Let $k$ be a field. Let $\mathcal{C},\mathcal{D}$ be finitely cocomplete $k$-linear categories, which are essentially small. Then Kelly's tensor product $\mathcal{C} \boxtimes \mathcal{D}$ is a finitely cocomplete $k$-linear category together with an universal functor from $\mathcal{C} \times \mathcal{D}$ which is right exact and $k$-linear in each variable (also denoted by $(A,B) \mapsto A \boxtimes B$). For an overview of this construction, see section 2.3 in Schäppi's paper on ind-abelian categories.
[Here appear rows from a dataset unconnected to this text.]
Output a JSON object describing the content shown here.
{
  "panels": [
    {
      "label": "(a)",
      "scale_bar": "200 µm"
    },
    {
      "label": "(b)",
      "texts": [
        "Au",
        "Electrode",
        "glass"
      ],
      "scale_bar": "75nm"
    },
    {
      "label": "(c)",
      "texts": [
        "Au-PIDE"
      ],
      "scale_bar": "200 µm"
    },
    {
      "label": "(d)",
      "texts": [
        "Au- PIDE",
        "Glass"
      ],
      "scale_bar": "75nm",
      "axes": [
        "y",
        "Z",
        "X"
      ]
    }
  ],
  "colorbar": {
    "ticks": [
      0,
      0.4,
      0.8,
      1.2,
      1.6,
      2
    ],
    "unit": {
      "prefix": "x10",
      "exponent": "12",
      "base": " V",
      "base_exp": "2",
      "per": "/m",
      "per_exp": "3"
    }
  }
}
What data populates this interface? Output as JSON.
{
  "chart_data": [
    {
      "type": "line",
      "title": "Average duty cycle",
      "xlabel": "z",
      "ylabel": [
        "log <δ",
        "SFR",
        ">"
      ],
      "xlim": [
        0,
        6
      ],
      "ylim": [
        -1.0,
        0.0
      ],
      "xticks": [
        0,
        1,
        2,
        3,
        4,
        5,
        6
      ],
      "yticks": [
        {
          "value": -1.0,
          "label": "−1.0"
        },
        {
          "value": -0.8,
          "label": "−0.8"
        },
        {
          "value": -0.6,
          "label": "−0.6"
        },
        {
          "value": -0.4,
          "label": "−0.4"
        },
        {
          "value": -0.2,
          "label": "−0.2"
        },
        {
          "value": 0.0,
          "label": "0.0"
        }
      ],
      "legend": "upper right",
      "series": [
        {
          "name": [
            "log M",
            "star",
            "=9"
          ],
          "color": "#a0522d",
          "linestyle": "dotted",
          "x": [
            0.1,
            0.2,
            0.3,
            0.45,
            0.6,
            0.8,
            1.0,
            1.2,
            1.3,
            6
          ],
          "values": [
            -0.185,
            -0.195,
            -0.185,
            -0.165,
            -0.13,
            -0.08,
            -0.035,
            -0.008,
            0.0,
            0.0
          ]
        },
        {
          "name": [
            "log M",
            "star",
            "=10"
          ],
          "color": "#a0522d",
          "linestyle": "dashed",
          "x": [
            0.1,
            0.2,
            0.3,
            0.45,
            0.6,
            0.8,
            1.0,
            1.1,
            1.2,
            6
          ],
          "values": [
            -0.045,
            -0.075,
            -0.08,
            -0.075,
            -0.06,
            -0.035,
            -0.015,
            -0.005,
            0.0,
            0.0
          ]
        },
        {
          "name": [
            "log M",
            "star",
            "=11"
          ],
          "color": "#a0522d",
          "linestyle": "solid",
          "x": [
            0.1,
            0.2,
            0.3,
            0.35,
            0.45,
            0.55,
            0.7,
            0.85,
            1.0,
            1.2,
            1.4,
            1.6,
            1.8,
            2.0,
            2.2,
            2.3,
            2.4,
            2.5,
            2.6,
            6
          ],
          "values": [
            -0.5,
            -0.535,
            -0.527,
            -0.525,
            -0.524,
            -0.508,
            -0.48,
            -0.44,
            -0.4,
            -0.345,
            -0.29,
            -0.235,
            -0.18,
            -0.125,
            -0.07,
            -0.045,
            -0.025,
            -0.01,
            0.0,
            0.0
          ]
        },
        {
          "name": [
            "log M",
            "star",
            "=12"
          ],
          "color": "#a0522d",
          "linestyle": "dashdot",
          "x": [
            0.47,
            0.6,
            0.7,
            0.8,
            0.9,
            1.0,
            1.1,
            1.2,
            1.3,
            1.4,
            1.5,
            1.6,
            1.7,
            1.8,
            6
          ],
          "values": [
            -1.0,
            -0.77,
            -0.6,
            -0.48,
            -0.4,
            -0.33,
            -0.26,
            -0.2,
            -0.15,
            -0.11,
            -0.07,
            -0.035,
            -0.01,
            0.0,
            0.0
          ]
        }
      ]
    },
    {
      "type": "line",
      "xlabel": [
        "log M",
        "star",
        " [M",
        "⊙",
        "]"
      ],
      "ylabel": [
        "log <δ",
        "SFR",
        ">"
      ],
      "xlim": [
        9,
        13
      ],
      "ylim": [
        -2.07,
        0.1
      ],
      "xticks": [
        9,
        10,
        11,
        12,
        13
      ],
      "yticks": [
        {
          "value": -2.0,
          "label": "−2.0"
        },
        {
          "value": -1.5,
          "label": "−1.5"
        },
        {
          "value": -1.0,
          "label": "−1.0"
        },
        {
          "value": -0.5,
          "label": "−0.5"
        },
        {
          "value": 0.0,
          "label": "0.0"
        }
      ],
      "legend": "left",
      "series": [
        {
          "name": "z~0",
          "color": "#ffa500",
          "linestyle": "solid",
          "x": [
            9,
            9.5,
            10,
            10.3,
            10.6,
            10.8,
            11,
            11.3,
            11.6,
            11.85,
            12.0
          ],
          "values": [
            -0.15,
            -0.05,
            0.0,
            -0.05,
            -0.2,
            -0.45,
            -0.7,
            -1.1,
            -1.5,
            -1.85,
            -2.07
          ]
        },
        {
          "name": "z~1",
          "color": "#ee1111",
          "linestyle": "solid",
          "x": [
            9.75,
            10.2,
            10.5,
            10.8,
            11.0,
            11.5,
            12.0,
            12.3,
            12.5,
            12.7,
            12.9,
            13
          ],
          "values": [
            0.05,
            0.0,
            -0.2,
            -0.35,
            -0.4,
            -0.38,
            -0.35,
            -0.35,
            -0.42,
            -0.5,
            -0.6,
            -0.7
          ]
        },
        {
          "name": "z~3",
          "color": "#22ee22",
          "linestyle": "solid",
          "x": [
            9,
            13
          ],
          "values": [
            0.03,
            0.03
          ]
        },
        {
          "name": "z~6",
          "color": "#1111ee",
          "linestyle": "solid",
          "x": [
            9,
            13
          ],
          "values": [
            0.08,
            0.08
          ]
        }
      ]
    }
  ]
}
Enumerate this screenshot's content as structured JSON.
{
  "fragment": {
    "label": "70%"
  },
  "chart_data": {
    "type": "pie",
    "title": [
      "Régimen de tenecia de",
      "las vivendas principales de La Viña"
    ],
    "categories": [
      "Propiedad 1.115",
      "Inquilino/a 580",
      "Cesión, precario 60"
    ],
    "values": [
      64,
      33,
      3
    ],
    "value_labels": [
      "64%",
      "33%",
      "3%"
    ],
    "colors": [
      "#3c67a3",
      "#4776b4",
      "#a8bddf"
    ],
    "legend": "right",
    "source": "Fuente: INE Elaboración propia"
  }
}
Roughly, it is constructed as a full subcategory of the category $L$ of $k$-linear functors $F : (\mathcal{C} \otimes_k \mathcal{D})^{op} \to \mathsf{Vect}_k$ with the property that for every exact sequence $A'' \to A' \to A \to 0$ in $\mathcal{C}$ and all $B \in \mathcal{D}$ the sequence $0 \to F(A,B) \to F(A',B) \to F(A'',B)$ is exact, and similarly for the other variable. Representable functors lie in $L$. The crucial step is to observe that $L$ is an orthogonal class in the category of all $k$-linear functors, hence reflective. In particular, it is cocomplete. Now $\mathcal{C} \boxtimes \mathcal{D}$ is the closure of the representable functors under finite colimits *taken in $L$*.

In my research I need a more explicit description of the objects in $\mathcal{C} \boxtimes D$. Unfortunately, the reflector is dreadful and isn't useful at all.

First of all, is it true that every object $M$ in $\mathcal{C} \boxtimes \mathcal{D}$ can be written as a cokernel of a map of the form $\oplus_j (A'_j \boxtimes B'_j) \to \oplus_i (A_i \boxtimes B_i)$? The answer is yes when $C,D$ are ind-abelian (Lemma 6.5 in Schäppi's paper). Secondly, and more important for me: Given that we know the objects, what are the morphisms? If $A \in \mathcal{C}, B \in \mathcal{D}$, how can we describe $\hom(A \boxtimes B,M)$ explicitly in terms of such a presentation of $M$?